The Seattle Mariners hired McClendon as their manager Tuesday.
"I am extremely excited about the opportunity to manage the Seattle Mariners," McClendon said in a statement. "Seattle has a tremendous group of talented players and the fans and city should be excited about the club's future. I'm looking for this group to take a big step forward."
McClendon, 54, managed the Pittsburgh Pirates from 2001 through most of the 2005 season, compiling a 336-446 record. His clubs never finished higher than fourth place in the National League Central.
The past seven years, McClendon served as the Detroit Tigers' hitting coach. He was Detroit's bullpen coach in 2006.

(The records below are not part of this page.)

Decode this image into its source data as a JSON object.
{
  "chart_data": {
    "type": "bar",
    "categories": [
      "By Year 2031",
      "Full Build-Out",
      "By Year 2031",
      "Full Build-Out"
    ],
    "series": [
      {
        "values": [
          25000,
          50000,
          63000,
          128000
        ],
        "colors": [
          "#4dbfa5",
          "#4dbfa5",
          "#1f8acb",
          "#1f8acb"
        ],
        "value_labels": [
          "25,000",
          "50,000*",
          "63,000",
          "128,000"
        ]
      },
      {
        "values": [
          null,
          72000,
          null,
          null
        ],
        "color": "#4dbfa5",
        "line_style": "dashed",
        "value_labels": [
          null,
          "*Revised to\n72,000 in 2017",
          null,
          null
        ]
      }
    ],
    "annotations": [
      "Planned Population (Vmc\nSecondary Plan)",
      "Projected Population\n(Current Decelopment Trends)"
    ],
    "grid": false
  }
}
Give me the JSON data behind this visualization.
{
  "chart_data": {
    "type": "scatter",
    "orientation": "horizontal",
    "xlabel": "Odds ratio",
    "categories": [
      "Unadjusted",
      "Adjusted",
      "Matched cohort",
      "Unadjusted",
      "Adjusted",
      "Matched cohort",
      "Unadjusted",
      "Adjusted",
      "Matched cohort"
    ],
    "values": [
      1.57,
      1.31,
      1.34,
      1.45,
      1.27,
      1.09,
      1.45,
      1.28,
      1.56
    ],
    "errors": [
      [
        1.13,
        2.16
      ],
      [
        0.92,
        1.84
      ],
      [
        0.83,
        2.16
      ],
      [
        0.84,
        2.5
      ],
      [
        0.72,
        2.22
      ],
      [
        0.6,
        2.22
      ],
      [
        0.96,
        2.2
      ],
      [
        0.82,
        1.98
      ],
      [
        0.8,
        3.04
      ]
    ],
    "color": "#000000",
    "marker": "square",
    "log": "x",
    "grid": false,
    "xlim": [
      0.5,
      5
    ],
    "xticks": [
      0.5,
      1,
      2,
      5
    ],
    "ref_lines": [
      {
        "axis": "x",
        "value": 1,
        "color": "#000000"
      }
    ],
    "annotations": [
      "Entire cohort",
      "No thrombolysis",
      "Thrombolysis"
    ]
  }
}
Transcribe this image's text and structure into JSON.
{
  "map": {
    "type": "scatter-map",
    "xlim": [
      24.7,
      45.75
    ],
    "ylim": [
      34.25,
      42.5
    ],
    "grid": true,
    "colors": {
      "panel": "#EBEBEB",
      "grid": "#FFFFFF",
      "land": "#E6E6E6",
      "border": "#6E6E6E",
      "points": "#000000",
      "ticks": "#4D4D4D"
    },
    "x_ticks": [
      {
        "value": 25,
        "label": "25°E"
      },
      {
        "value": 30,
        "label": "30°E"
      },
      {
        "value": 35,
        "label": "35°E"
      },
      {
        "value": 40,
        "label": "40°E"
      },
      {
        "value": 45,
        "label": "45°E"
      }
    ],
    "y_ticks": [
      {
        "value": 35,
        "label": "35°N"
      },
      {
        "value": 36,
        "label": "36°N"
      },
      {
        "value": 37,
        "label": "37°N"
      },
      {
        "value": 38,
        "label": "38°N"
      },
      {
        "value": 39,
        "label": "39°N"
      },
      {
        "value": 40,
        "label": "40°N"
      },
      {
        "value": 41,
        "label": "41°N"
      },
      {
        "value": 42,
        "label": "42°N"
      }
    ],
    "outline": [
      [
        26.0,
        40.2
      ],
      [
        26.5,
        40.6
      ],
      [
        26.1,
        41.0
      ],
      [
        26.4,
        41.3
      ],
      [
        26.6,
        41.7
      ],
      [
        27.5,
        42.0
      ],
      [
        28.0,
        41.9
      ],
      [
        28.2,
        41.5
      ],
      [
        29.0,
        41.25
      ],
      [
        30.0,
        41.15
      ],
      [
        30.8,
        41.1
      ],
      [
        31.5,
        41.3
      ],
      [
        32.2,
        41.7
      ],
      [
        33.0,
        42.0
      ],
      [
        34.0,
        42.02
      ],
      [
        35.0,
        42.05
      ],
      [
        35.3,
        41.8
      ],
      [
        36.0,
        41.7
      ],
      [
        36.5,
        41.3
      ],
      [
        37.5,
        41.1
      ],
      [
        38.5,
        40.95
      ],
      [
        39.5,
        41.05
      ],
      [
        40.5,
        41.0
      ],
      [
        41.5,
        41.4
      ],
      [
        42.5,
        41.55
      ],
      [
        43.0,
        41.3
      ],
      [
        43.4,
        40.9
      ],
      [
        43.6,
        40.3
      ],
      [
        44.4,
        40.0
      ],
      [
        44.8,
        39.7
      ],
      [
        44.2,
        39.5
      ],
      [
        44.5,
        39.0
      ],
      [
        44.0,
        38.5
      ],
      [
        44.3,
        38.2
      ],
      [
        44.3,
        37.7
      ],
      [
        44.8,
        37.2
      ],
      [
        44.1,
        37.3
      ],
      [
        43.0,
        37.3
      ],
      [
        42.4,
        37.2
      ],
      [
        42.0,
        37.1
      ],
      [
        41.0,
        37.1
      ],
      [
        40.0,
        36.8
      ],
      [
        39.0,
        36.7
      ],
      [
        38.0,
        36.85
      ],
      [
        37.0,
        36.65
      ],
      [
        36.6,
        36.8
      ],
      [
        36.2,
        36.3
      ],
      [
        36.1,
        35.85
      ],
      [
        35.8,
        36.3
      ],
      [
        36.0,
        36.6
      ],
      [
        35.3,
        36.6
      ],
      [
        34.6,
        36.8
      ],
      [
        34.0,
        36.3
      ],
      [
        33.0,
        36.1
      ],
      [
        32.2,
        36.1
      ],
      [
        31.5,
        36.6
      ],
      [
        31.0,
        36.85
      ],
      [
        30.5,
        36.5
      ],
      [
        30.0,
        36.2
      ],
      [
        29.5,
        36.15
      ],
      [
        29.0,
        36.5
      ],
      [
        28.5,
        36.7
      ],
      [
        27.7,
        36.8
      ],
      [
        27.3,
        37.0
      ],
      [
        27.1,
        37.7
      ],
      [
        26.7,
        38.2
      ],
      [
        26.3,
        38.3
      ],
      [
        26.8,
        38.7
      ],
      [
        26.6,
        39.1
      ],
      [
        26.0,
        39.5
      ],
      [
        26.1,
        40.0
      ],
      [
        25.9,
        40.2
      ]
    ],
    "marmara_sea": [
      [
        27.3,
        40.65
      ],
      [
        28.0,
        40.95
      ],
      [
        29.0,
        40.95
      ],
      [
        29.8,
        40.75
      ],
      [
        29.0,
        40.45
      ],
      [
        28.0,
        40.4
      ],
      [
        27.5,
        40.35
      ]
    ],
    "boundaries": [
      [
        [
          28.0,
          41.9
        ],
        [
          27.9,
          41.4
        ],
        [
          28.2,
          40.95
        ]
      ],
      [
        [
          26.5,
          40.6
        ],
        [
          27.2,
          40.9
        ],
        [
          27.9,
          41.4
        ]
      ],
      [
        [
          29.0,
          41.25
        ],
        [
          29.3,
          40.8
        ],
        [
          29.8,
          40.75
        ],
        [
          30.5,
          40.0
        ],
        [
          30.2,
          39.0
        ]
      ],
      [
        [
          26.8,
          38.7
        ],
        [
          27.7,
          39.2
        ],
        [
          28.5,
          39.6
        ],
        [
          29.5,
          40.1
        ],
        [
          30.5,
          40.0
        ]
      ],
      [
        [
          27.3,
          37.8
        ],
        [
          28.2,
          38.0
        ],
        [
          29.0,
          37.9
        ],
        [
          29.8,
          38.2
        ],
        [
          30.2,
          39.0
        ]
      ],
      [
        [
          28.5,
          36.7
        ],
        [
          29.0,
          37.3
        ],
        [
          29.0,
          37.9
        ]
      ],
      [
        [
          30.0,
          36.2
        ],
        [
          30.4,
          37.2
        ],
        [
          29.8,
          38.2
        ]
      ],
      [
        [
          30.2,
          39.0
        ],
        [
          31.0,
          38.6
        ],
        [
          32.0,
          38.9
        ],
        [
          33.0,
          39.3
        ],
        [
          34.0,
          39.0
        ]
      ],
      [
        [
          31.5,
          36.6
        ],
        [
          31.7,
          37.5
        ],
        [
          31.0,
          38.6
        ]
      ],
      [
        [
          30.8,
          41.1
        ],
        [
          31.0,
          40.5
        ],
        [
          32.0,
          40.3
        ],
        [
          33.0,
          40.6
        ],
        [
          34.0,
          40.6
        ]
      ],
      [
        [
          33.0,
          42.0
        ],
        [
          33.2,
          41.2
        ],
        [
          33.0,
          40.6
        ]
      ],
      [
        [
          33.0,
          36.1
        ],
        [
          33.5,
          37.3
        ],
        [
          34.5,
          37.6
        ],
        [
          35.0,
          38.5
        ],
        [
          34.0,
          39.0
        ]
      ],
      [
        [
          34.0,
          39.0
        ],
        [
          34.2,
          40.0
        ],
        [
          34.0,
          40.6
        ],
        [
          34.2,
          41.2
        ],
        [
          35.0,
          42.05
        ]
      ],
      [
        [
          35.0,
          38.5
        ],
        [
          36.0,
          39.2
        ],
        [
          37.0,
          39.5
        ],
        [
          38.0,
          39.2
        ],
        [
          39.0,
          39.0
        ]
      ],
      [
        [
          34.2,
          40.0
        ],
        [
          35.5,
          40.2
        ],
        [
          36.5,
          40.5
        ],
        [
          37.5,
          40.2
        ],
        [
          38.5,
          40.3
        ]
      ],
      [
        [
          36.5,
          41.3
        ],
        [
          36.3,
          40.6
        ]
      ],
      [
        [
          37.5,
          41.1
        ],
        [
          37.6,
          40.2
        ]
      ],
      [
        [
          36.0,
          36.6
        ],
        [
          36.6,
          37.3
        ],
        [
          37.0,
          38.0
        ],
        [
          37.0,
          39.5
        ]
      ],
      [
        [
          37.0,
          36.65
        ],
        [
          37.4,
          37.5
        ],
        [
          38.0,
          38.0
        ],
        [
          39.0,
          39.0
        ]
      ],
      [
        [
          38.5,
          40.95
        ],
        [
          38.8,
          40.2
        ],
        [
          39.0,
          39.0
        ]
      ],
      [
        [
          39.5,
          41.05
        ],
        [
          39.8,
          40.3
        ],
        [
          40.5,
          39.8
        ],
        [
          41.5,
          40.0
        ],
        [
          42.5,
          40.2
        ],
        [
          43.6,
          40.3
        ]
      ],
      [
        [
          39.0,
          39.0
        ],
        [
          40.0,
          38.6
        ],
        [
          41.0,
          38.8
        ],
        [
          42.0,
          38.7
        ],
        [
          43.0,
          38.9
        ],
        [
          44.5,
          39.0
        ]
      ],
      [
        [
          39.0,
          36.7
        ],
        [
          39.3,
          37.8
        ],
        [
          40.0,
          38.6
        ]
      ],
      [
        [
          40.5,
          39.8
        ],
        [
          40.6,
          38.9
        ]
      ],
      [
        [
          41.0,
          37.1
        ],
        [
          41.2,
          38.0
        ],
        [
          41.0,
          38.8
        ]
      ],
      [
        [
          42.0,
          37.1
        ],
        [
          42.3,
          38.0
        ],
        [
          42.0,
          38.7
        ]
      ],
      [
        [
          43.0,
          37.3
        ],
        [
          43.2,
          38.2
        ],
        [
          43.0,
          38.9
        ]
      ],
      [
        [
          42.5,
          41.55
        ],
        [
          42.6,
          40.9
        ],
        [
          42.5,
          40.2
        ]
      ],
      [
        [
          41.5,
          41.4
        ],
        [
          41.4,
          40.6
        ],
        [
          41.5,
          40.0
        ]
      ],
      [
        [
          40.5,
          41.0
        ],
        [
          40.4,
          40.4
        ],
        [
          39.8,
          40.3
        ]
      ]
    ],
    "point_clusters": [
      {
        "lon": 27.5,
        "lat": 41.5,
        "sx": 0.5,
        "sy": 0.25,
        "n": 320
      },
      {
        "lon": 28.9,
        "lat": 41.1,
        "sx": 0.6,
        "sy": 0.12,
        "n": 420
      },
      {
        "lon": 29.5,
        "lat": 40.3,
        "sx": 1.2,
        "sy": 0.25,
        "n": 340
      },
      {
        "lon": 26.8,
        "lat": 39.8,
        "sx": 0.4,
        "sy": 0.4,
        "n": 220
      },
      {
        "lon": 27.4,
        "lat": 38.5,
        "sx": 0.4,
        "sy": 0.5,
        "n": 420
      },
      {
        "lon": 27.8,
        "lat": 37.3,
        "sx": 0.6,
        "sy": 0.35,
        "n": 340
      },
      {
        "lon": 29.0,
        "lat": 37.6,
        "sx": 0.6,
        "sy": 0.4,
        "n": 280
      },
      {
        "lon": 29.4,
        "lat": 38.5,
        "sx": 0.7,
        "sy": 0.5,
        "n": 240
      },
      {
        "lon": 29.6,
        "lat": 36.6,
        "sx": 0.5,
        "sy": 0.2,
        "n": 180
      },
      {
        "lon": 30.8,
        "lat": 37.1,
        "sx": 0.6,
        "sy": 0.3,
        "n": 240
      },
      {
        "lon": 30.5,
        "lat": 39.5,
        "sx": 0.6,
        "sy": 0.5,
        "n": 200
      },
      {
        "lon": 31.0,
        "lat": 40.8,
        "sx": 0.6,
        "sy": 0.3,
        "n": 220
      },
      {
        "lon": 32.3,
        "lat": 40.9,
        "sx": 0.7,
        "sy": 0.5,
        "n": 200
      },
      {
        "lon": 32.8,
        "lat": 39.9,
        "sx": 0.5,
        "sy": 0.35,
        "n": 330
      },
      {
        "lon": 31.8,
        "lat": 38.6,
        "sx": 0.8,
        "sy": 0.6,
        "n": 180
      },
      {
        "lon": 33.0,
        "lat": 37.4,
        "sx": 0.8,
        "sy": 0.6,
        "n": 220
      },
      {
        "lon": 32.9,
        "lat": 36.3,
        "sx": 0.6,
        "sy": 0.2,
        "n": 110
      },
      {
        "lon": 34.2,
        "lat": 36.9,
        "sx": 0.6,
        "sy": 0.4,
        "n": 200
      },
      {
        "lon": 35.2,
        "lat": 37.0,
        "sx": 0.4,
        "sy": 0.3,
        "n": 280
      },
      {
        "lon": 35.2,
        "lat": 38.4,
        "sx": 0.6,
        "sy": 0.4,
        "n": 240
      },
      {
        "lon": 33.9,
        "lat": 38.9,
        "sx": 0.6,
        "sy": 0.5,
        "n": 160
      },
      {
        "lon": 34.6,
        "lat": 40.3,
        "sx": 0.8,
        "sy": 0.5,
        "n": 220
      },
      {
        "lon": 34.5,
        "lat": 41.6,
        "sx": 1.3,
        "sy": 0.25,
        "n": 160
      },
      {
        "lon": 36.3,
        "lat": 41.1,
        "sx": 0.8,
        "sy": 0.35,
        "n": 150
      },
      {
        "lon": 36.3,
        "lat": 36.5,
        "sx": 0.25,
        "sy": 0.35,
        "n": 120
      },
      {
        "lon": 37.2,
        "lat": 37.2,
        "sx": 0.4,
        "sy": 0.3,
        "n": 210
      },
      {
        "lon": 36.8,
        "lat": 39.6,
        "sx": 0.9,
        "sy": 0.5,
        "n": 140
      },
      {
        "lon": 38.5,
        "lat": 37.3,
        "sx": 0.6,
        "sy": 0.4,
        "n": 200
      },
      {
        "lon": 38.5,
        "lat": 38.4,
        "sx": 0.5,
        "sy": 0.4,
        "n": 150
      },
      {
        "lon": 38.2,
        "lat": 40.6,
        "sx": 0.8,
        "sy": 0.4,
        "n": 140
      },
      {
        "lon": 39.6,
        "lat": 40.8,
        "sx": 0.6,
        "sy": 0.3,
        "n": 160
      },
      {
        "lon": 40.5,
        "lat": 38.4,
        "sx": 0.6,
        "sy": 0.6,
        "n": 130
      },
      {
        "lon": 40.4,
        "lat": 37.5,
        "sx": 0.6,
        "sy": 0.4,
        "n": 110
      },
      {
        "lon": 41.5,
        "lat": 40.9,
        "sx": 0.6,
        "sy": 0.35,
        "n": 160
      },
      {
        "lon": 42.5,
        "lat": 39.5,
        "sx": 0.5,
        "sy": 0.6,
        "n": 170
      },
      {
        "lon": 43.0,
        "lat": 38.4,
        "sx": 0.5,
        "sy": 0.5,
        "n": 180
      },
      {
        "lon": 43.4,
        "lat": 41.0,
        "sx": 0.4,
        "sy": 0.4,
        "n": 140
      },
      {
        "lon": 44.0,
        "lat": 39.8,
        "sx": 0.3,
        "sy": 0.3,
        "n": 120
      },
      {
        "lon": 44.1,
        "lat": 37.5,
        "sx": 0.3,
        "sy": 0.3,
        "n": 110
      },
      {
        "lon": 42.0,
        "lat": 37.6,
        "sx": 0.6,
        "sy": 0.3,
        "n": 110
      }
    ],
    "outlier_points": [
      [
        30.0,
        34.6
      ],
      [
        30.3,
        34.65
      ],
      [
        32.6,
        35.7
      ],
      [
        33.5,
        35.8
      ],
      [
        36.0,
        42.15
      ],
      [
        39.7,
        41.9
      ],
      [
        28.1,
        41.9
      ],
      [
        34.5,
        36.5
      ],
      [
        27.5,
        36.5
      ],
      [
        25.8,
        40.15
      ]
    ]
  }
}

"Lloyd is a bright and articulate guy," Mariners general manager Jack Zduriencik said in a statement. "He has major league managerial experience and he has served in a vital capacity in Detroit under one of the game's best managers. He is a tireless worker and is very respected by the players with whom he has worked. We look forward to Lloyd embracing our players as we move the Mariners forward."
McClendon takes over for Eric Wedge, who parted ways with the Mariners following a 70-89 season. Wedge missed a portion of the 2013 season after sustaining a mild stroke. He guided Seattle for three years, posting losing records each season and a 213-273 record overall.
Jim Leyland, McClendon's longtime boss in Detroit, retired as the Tigers' manager following the American League Championship Series. McClendon interviewed for the job, but Detroit ultimately hired Brad Ausmus, who has no major league managerial experience.
McClendon played eight seasons in the big leagues, for the Cincinnati Reds, Chicago Cubs and Pirates, mostly as an outfielder. He batted .244 with a .325 on-base percentage, a .381 slugging percentage, 35 homers and 154 RBIs in 570 games.
Others who were up for the Mariners' managerial job included Oakland A's bench coach Chip Hale, San Francisco Giants bench coach Ron Wotus, San Diego Padres bench coach Rick Renteria, Los Angeles Dodgers third base coach Tim Wallach and former Mariners catcher Dave Valle, according to media reports.
The Chicago Cubs have baseball's last remaining managerial opening.